When Professor Hughes from Wales was in Australia many years ago he mentioned to me that he had performed certain operations without stopping the warfarin. Since then I have done a number of perianal procedures, hernias and even a laparotomy without stopping the warfarin and in only one hernia was there a significant haematoma. It is important of course to check that the INR is in therapeutic range before operating on patients on warfarin, and haemostasis must be meticulous, while careful observation of the patient postoperatively is also essential.
There would appear to be considerable merit in certain cases, in experienced hands, for keeping the patient on oral anticoagulant for selected surgical procedures.

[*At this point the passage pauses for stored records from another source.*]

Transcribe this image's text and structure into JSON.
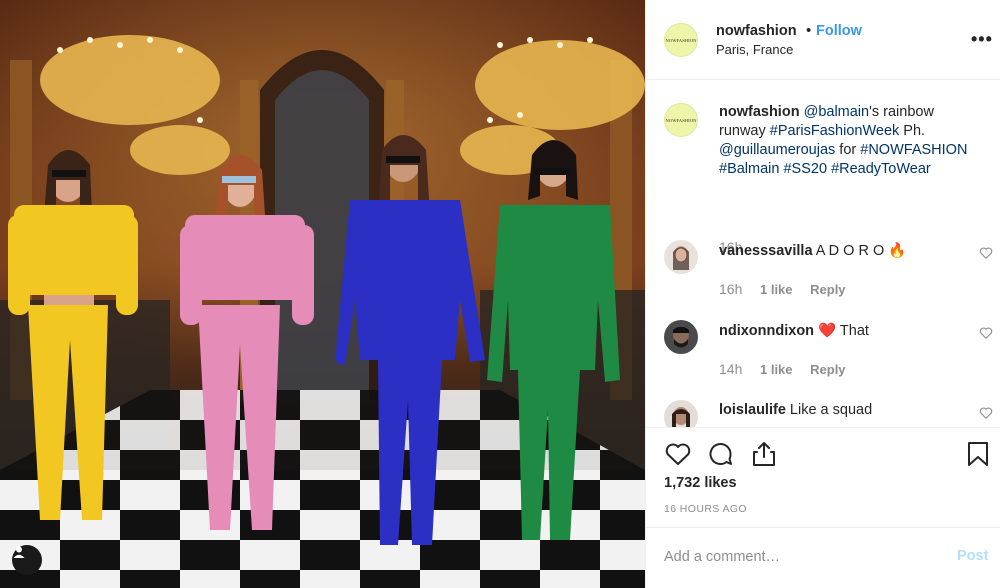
{
  "post": {
    "username": "nowfashion",
    "separator": "•",
    "follow_label": "Follow",
    "location": "Paris, France",
    "more_label": "•••",
    "avatar_text": "NOWFASHION"
  },
  "caption": {
    "username": "nowfashion",
    "parts": [
      {
        "text": " ",
        "link": false
      },
      {
        "text": "@balmain",
        "link": true
      },
      {
        "text": "'s rainbow runway ",
        "link": false
      },
      {
        "text": "#ParisFashionWeek",
        "link": true
      },
      {
        "text": " Ph. ",
        "link": false
      },
      {
        "text": "@guillaumeroujas",
        "link": true
      },
      {
        "text": " for ",
        "link": false
      },
      {
        "text": "#NOWFASHION",
        "link": true
      },
      {
        "text": " ",
        "link": false
      },
      {
        "text": "#Balmain",
        "link": true
      },
      {
        "text": " ",
        "link": false
      },
      {
        "text": "#SS20",
        "link": true
      },
      {
        "text": " ",
        "link": false
      },
      {
        "text": "#ReadyToWear",
        "link": true
      }
    ],
    "time": "16h"
  },
  "comments": [
    {
      "username": "vanesssavilla",
      "text": "A D O R O 🔥",
      "time": "16h",
      "likes": "1 like",
      "reply": "Reply"
    },
    {
      "username": "ndixonndixon",
      "text": "❤️  That",
      "time": "14h",
      "likes": "1 like",
      "reply": "Reply"
    },
    {
      "username": "loislaulife",
      "text": "Like a squad",
      "time": "",
      "likes": "",
      "reply": ""
    }
  ],
  "actions": {
    "like_icon": "heart-icon",
    "comment_icon": "comment-icon",
    "share_icon": "share-icon",
    "save_icon": "bookmark-icon",
    "likes_count": "1,732 likes",
    "posted_ago": "16 HOURS AGO"
  },
  "add_comment": {
    "placeholder": "Add a comment…",
    "post_label": "Post"
  },
  "colors": {
    "link": "#003569",
    "follow": "#3897f0",
    "post_disabled": "#b2dffc",
    "muted": "#8e8e8e"
  }
}
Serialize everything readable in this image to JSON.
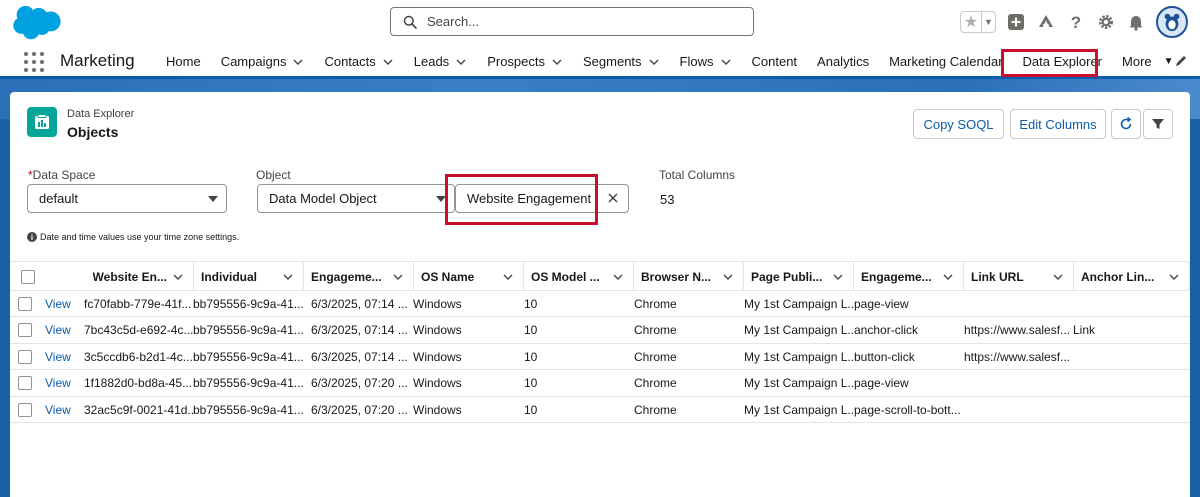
{
  "search": {
    "placeholder": "Search..."
  },
  "app": {
    "name": "Marketing"
  },
  "nav": {
    "items": [
      {
        "label": "Home",
        "has_menu": false
      },
      {
        "label": "Campaigns",
        "has_menu": true
      },
      {
        "label": "Contacts",
        "has_menu": true
      },
      {
        "label": "Leads",
        "has_menu": true
      },
      {
        "label": "Prospects",
        "has_menu": true
      },
      {
        "label": "Segments",
        "has_menu": true
      },
      {
        "label": "Flows",
        "has_menu": true
      },
      {
        "label": "Content",
        "has_menu": false
      },
      {
        "label": "Analytics",
        "has_menu": false
      },
      {
        "label": "Marketing Calendar",
        "has_menu": false
      },
      {
        "label": "Data Explorer",
        "has_menu": false,
        "active": true
      },
      {
        "label": "More",
        "has_menu": true
      }
    ]
  },
  "page": {
    "subtitle": "Data Explorer",
    "title": "Objects",
    "buttons": {
      "copy_soql": "Copy SOQL",
      "edit_columns": "Edit Columns"
    }
  },
  "filters": {
    "data_space": {
      "label": "Data Space",
      "required_mark": "*",
      "value": "default"
    },
    "object": {
      "label": "Object",
      "value": "Data Model Object"
    },
    "object_name": {
      "value": "Website Engagement"
    },
    "total_columns": {
      "label": "Total Columns",
      "value": "53"
    },
    "timezone_note": "Date and time values use your time zone settings."
  },
  "table": {
    "columns": [
      "Website En...",
      "Individual",
      "Engageme...",
      "OS Name",
      "OS Model ...",
      "Browser N...",
      "Page Publi...",
      "Engageme...",
      "Link URL",
      "Anchor Lin..."
    ],
    "view_label": "View",
    "rows": [
      [
        "fc70fabb-779e-41f...",
        "bb795556-9c9a-41...",
        "6/3/2025, 07:14 ...",
        "Windows",
        "10",
        "Chrome",
        "My 1st Campaign L...",
        "page-view",
        "",
        ""
      ],
      [
        "7bc43c5d-e692-4c...",
        "bb795556-9c9a-41...",
        "6/3/2025, 07:14 ...",
        "Windows",
        "10",
        "Chrome",
        "My 1st Campaign L...",
        "anchor-click",
        "https://www.salesf...",
        "Link"
      ],
      [
        "3c5ccdb6-b2d1-4c...",
        "bb795556-9c9a-41...",
        "6/3/2025, 07:14 ...",
        "Windows",
        "10",
        "Chrome",
        "My 1st Campaign L...",
        "button-click",
        "https://www.salesf...",
        ""
      ],
      [
        "1f1882d0-bd8a-45...",
        "bb795556-9c9a-41...",
        "6/3/2025, 07:20 ...",
        "Windows",
        "10",
        "Chrome",
        "My 1st Campaign L...",
        "page-view",
        "",
        ""
      ],
      [
        "32ac5c9f-0021-41d...",
        "bb795556-9c9a-41...",
        "6/3/2025, 07:20 ...",
        "Windows",
        "10",
        "Chrome",
        "My 1st Campaign L...",
        "page-scroll-to-bott...",
        "",
        ""
      ]
    ]
  },
  "colors": {
    "brand_blue": "#0b5cab",
    "highlight_red": "#c8102e",
    "object_icon_teal": "#06a59a",
    "backdrop_blue": "#1b5fa8"
  },
  "icons": {
    "logo": "salesforce-cloud-logo",
    "search": "search-icon",
    "favorites": "star-icon",
    "add": "plus-icon",
    "trailhead": "trailhead-icon",
    "help": "question-icon",
    "settings": "gear-icon",
    "notifications": "bell-icon",
    "avatar": "user-avatar",
    "refresh": "refresh-icon",
    "filter": "filter-icon",
    "clear": "close-icon",
    "info": "info-icon",
    "edit_nav": "pencil-icon"
  }
}
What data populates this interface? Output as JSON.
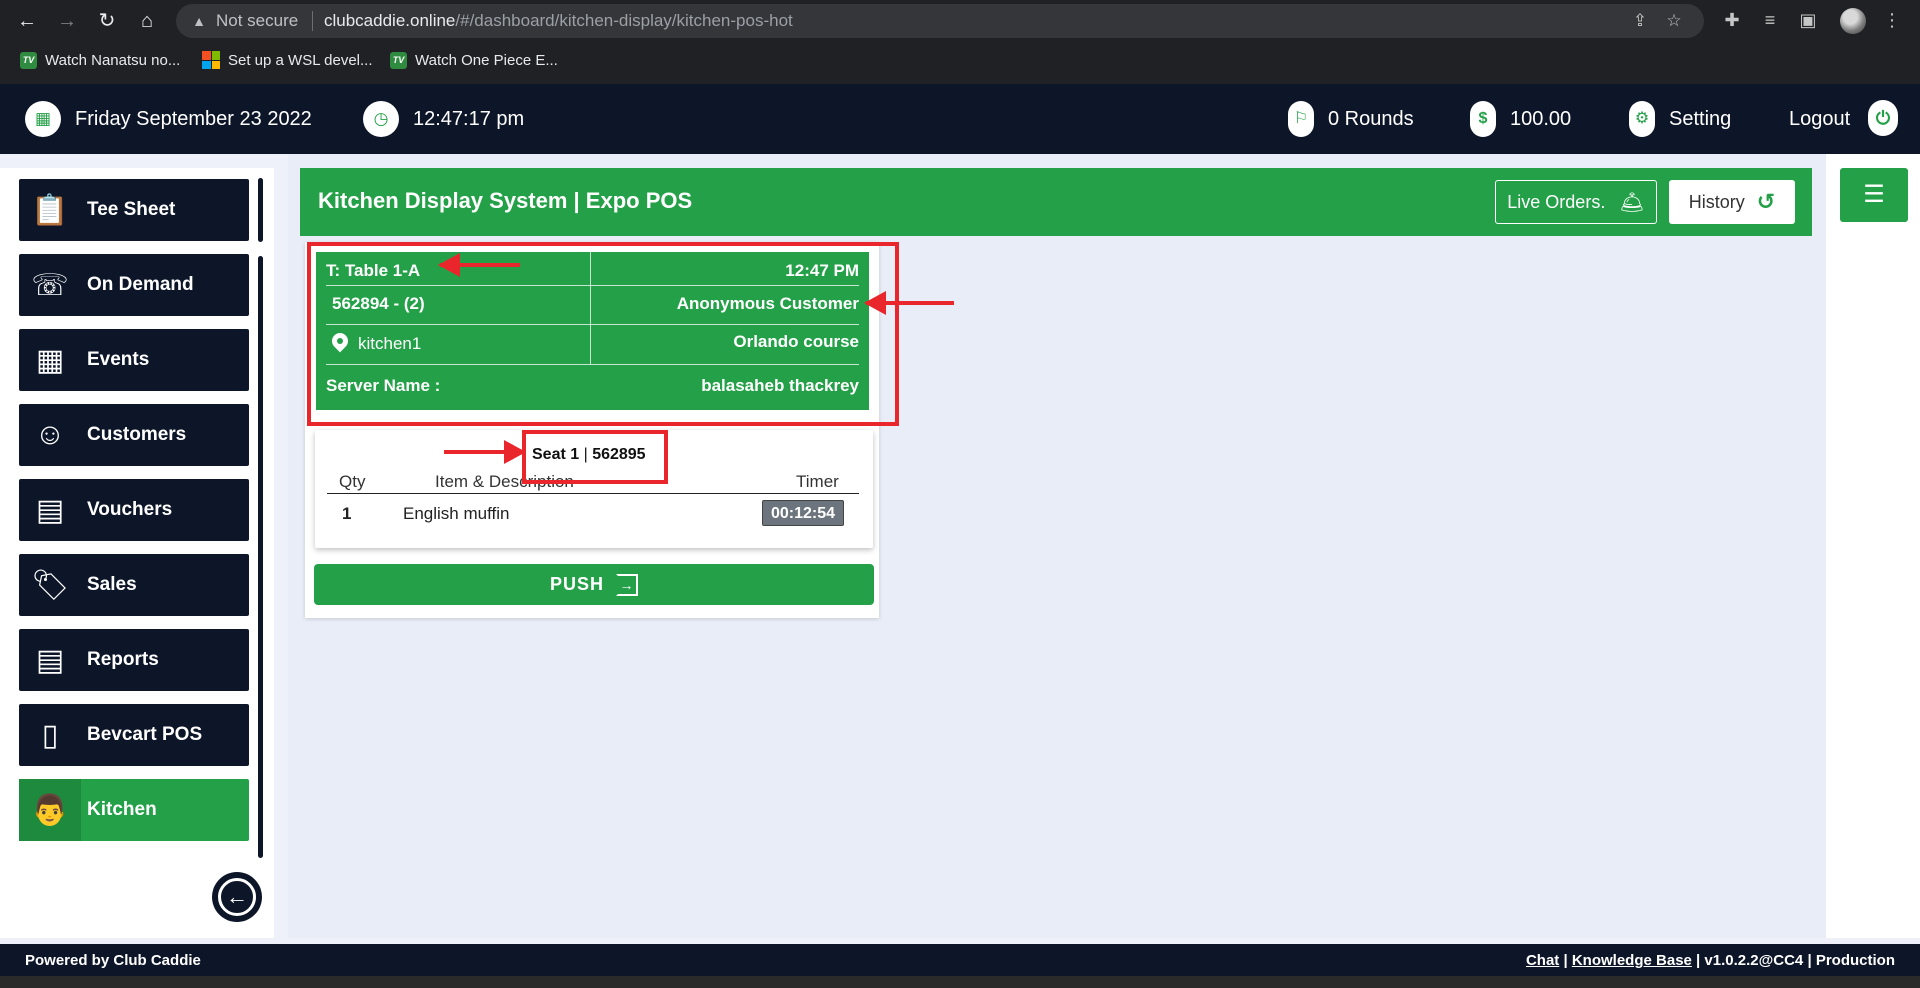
{
  "browser": {
    "security_label": "Not secure",
    "url_host": "clubcaddie.online",
    "url_path": "/#/dashboard/kitchen-display/kitchen-pos-hot",
    "bookmarks": [
      {
        "label": "Watch Nanatsu no...",
        "icon": "tv-icon"
      },
      {
        "label": "Set up a WSL devel...",
        "icon": "microsoft-icon"
      },
      {
        "label": "Watch One Piece E...",
        "icon": "tv-icon"
      }
    ]
  },
  "header": {
    "date": "Friday September 23 2022",
    "time": "12:47:17 pm",
    "rounds": "0 Rounds",
    "balance": "100.00",
    "setting": "Setting",
    "logout": "Logout"
  },
  "sidebar": {
    "items": [
      {
        "label": "Tee Sheet",
        "icon": "clipboard-icon"
      },
      {
        "label": "On Demand",
        "icon": "phone-clock-icon"
      },
      {
        "label": "Events",
        "icon": "calendar-icon"
      },
      {
        "label": "Customers",
        "icon": "customers-icon"
      },
      {
        "label": "Vouchers",
        "icon": "voucher-icon"
      },
      {
        "label": "Sales",
        "icon": "sale-tag-icon"
      },
      {
        "label": "Reports",
        "icon": "report-icon"
      },
      {
        "label": "Bevcart POS",
        "icon": "mobile-icon"
      },
      {
        "label": "Kitchen",
        "icon": "chef-icon",
        "active": true
      }
    ]
  },
  "kds": {
    "title": "Kitchen Display System | Expo POS",
    "live_orders": "Live Orders.",
    "history": "History"
  },
  "order": {
    "table": "T: Table 1-A",
    "time": "12:47 PM",
    "order_no": "562894 - (2)",
    "customer": "Anonymous Customer",
    "location": "kitchen1",
    "course": "Orlando course",
    "server_label": "Server Name :",
    "server_name": "balasaheb thackrey",
    "seat_label": "Seat 1",
    "seat_number": "562895",
    "columns": {
      "qty": "Qty",
      "item": "Item & Description",
      "timer": "Timer"
    },
    "items": [
      {
        "qty": "1",
        "name": "English muffin",
        "timer": "00:12:54"
      }
    ],
    "push_label": "PUSH"
  },
  "footer": {
    "powered": "Powered by Club Caddie",
    "chat": "Chat",
    "kb": "Knowledge Base",
    "version": "v1.0.2.2@CC4",
    "env": "Production"
  }
}
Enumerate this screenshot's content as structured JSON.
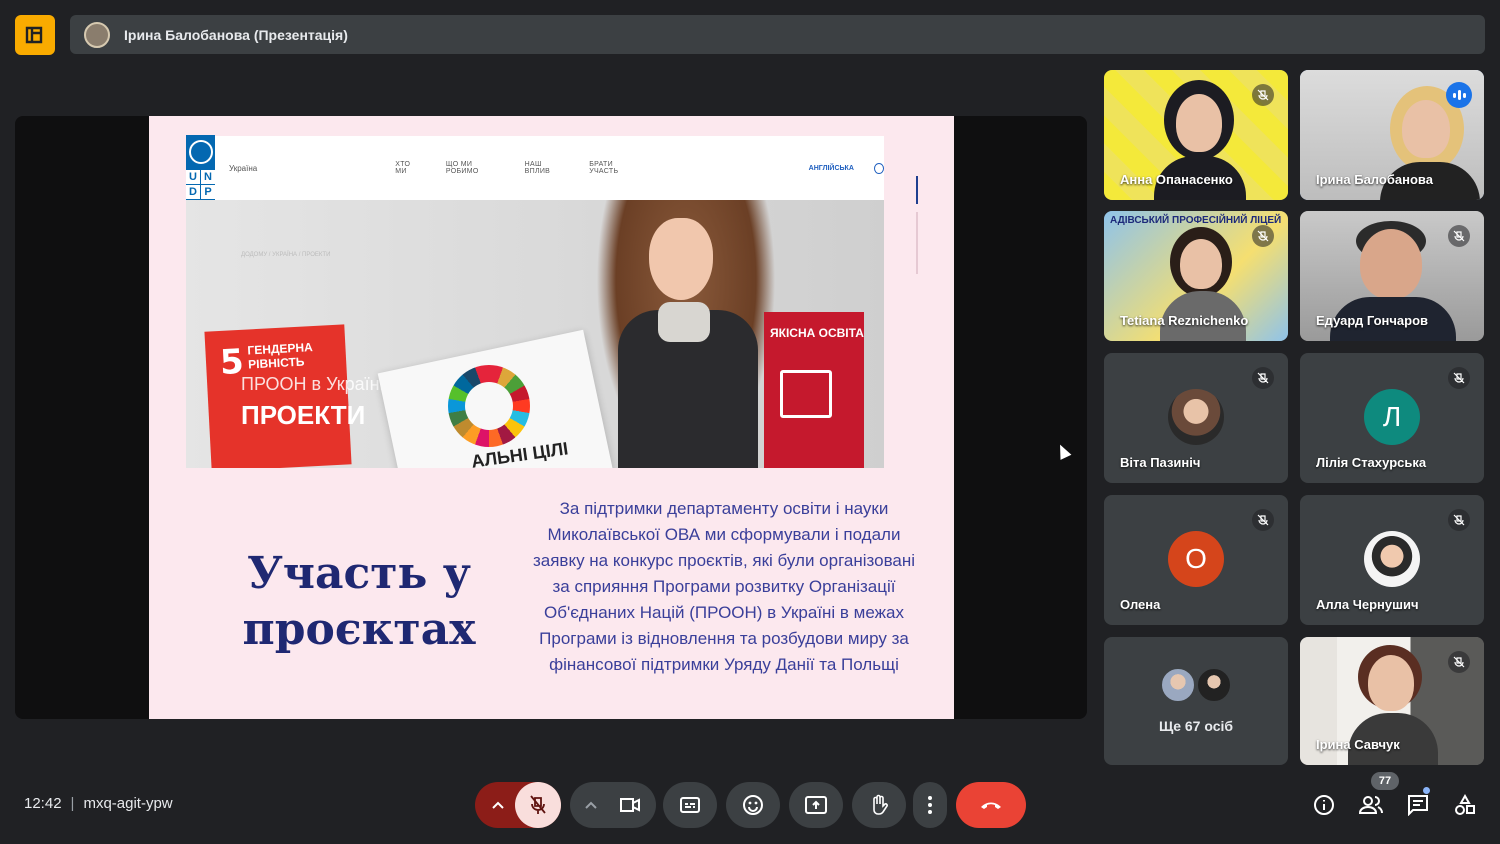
{
  "header": {
    "presenter_title": "Ірина Балобанова (Презентація)"
  },
  "slide": {
    "site": {
      "country": "Україна",
      "menu": [
        "ХТО МИ",
        "ЩО МИ РОБИМО",
        "НАШ ВПЛИВ",
        "БРАТИ УЧАСТЬ"
      ],
      "language": "АНГЛІЙСЬКА",
      "breadcrumb": "ДОДОМУ / УКРАЇНА / ПРОЕКТИ",
      "cube_left_number": "5",
      "cube_left_text": "ГЕНДЕРНА РІВНІСТЬ",
      "overlay_line1": "ПРООН в Україні",
      "overlay_line2": "ПРОЕКТИ",
      "card_text": "АЛЬНІ ЦІЛІ",
      "cube_right_text": "ЯКІСНА ОСВІТА"
    },
    "heading": "Участь у проєктах",
    "body": "За підтримки департаменту освіти і науки Миколаївської ОВА ми сформували і подали заявку на конкурс проєктів, які були організовані за сприяння Програми розвитку Організації Об'єднаних Націй (ПРООН) в Україні в межах Програми із відновлення та розбудови миру за фінансової підтримки Уряду Данії та Польщі"
  },
  "participants": [
    {
      "name": "Анна Опанасенко",
      "muted": true,
      "type": "video"
    },
    {
      "name": "Ірина Балобанова",
      "muted": false,
      "speaking": true,
      "type": "video"
    },
    {
      "name": "Tetiana Reznichenko",
      "muted": true,
      "type": "video",
      "banner": "АДІВСЬКИЙ ПРОФЕСІЙНИЙ ЛІЦЕЙ"
    },
    {
      "name": "Едуард Гончаров",
      "muted": true,
      "type": "video"
    },
    {
      "name": "Віта Пазиніч",
      "muted": true,
      "type": "photo"
    },
    {
      "name": "Лілія Стахурська",
      "muted": true,
      "type": "initial",
      "initial": "Л",
      "color": "#0e8a7e"
    },
    {
      "name": "Олена",
      "muted": true,
      "type": "initial",
      "initial": "О",
      "color": "#d5451b"
    },
    {
      "name": "Алла Чернушич",
      "muted": true,
      "type": "photo"
    },
    {
      "name": "Ще 67 осіб",
      "type": "more"
    },
    {
      "name": "Ірина Савчук",
      "muted": true,
      "type": "video"
    }
  ],
  "footer": {
    "time": "12:42",
    "separator": "|",
    "meeting_code": "mxq-agit-ypw",
    "participants_count": "77"
  },
  "colors": {
    "background": "#202124",
    "end_call": "#ea4335",
    "mic_muted_bg": "#f9dedc",
    "logo": "#f9ab00"
  },
  "icons": [
    "meet-logo-icon",
    "chevron-up-icon",
    "mic-off-icon",
    "camera-icon",
    "captions-icon",
    "emoji-icon",
    "present-icon",
    "raise-hand-icon",
    "more-vert-icon",
    "end-call-icon",
    "info-icon",
    "people-icon",
    "chat-icon",
    "activities-icon"
  ]
}
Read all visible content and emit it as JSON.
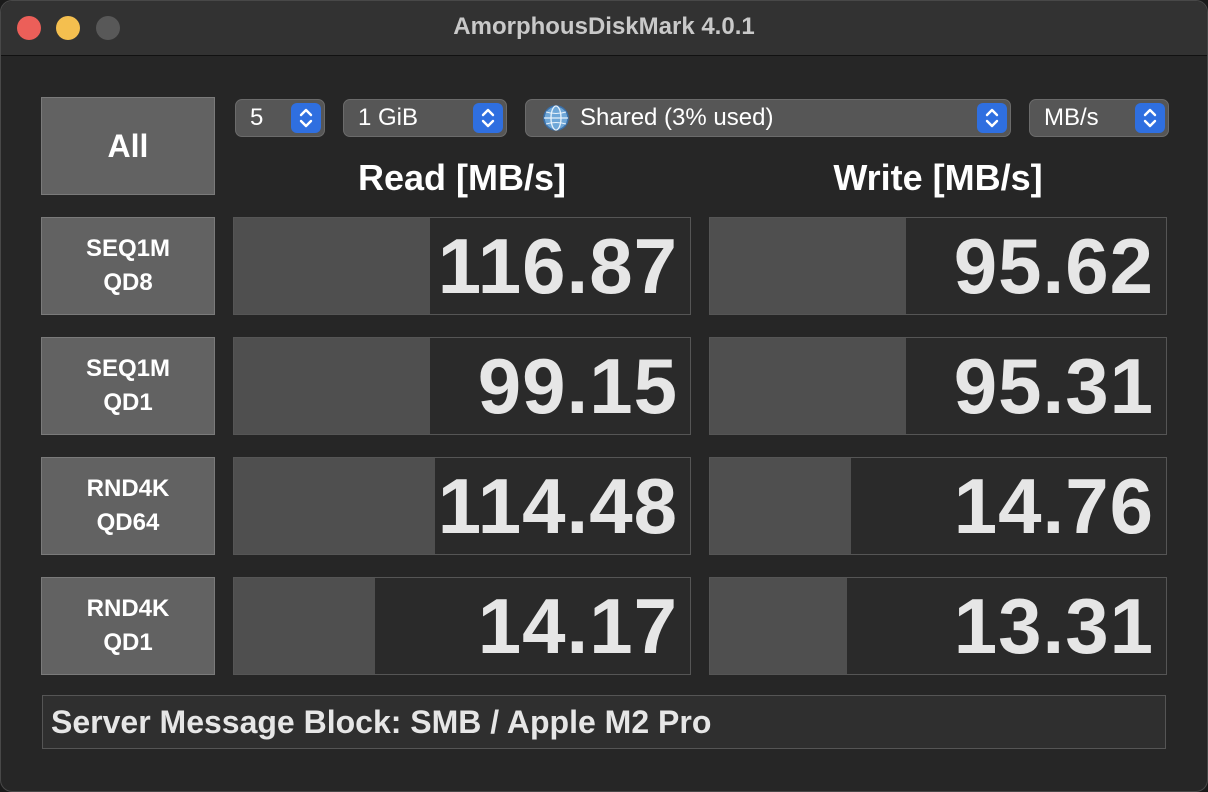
{
  "window": {
    "title": "AmorphousDiskMark 4.0.1"
  },
  "controls": {
    "all_label": "All",
    "count": "5",
    "size": "1 GiB",
    "target": "Shared (3% used)",
    "unit": "MB/s"
  },
  "headers": {
    "read": "Read [MB/s]",
    "write": "Write [MB/s]"
  },
  "tests": [
    {
      "line1": "SEQ1M",
      "line2": "QD8",
      "read": "116.87",
      "write": "95.62",
      "read_fill": 0.43,
      "write_fill": 0.43
    },
    {
      "line1": "SEQ1M",
      "line2": "QD1",
      "read": "99.15",
      "write": "95.31",
      "read_fill": 0.43,
      "write_fill": 0.43
    },
    {
      "line1": "RND4K",
      "line2": "QD64",
      "read": "114.48",
      "write": "14.76",
      "read_fill": 0.44,
      "write_fill": 0.31
    },
    {
      "line1": "RND4K",
      "line2": "QD1",
      "read": "14.17",
      "write": "13.31",
      "read_fill": 0.31,
      "write_fill": 0.3
    }
  ],
  "status": "Server Message Block: SMB / Apple M2 Pro"
}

Dr Andrew Grigg, one of the authors of the article, comments:
Unfortunately there are few prospective studies which address the issue of what constitutes a 'safe' INR for various surgical procedures. A study performed almost 40 years ago1 randomised 60 patients undergoing cholecystectomy or gastric resection to either no anticoagulation or anticoagulation to achieve a thrombo test concentration of 15-20% of normal, equating to an INR of 1.6-2.1. There was no overall significant difference in operative, 24 hour or 72 hour blood loss between the two groups; four of 30 patients in the treated group had blood loss exceeding 1500 mL in the first 24 hours compared with one of 30 in the control group.
I put this issue to Professor Jack Hirsh, co-author of a review article on management of anticoagulation before and after elective surgery.2 His reply was, 'If a surgeon chooses to do so, it would be reasonable to continue warfarin at an INR of about 1.5 during surgery. However, I know of no hard data supporting the safety of this approach.'
The paucity of data gives the opportunity for surgeons and haematologists to collaborate in a prospective study so that anecdotal experience could be replaced by evidence-based medicine.